2. Montgomery County did do something intelligent with regard to transportation and their bus service though. They made the bus route structure complementary to the subway system within the County, and in the areas served by the subway system, the bus routes support trips to and from the stations. In fact, MoCo has one of the more successful suburban bus systems across the U.S. But the County shouldn't rest on such laurels.

And, while they haven't required transportation demand management planning to the extent that ArCo has, MoCo does have four transportation management districts (Bethesda, North Bethesda, Friendship Heights, and Silver Spring) and they work actively to shift trips from automobiles to transit.

3. BUT, it looks like MoCo is thinking very short-sightedly in terms of mobility, both in terms of the county's massive support for the freeway Inter County Connector, as well as the talk in the County about maybe going for bus rapid transit instead of light rail for the Purple Line, as I discussed in a blog entry last week, as well as this chilling article in today's Examiner, "MontCo officials may be pushing for buses, not light rail."

This is a bet the farm moment, an investment in the County's mobility infrastructure that can shape--positively or negatively--the County's future

Let's be real, bus rapid transit is not a rail system on wheels. It's a bus. Even if it's bigger and fancier, it's still a bus. And it will have limited capacity, won't attract as many riders, and will require the replacement of buses every 10-15 years, will require more drivers, and will require 2 or 3 times the number of buses compared to light rail vehicles, to move the same amount of people.

In short, while Arlington County is a government focused on the transformational delivery of services in paradigm shifting ways, maybe Montgomery County is just like most other counties--albeit close to Washington DC and relatively rich--but middling when it comes to transformation and more focused on cars and roads rather than (re)building an optimal mobility system.

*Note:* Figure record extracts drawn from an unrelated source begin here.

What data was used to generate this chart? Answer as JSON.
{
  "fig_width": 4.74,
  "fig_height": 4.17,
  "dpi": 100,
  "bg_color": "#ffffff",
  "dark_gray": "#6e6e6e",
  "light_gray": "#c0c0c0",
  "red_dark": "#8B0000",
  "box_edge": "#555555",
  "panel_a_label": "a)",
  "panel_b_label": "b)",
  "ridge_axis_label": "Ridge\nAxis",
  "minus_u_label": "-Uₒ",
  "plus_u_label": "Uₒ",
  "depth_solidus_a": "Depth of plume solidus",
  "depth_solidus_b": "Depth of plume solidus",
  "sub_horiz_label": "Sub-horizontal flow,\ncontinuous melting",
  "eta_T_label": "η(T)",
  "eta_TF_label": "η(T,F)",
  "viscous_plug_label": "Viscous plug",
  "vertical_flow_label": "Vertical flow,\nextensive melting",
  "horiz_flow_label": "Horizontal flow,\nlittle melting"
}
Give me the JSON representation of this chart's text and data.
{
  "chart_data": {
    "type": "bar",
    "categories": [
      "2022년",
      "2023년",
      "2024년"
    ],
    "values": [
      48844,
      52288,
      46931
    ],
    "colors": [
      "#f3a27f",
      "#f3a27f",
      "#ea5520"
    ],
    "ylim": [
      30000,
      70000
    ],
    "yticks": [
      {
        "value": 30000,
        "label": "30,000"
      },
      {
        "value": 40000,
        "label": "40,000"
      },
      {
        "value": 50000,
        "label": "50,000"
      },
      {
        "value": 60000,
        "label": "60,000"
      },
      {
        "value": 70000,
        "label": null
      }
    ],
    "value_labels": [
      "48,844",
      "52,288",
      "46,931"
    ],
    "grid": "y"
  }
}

Two other areas where MoCo really dropped the ball are:

1. Not including a bicycle station in the $150 million Sarbanes multimodal transit center in Silver Spring. It was "too much money" although they do plan to include a bicycle station somewhere else in the vicinity of the transit center.

Preparations begin in Gaithersburg for the first segment of the Intercounty Connector.
Katherine Frey, Washington Post.

2. Determining that a bicycle path along parts of the Inter County Connector would damage the environment and therefore shouldn't be included. Can't we stop saying that bicycles and building trails for bicycles are more damaging than building highways capable of moving 2,200 cars/hour?

Note that MoCo does do a good job in terms of its "urban district" planning such as for Silver Spring and Bethesda. But, it seems as if the County is still more backwards than forwards when it comes to planning next generation transit for the County and for the region.

The decisions they make will shape MoCo for generations.

Remember that at the end of the day, a bus is still a bus, even if it is painted in flashy colors and is big and bulky.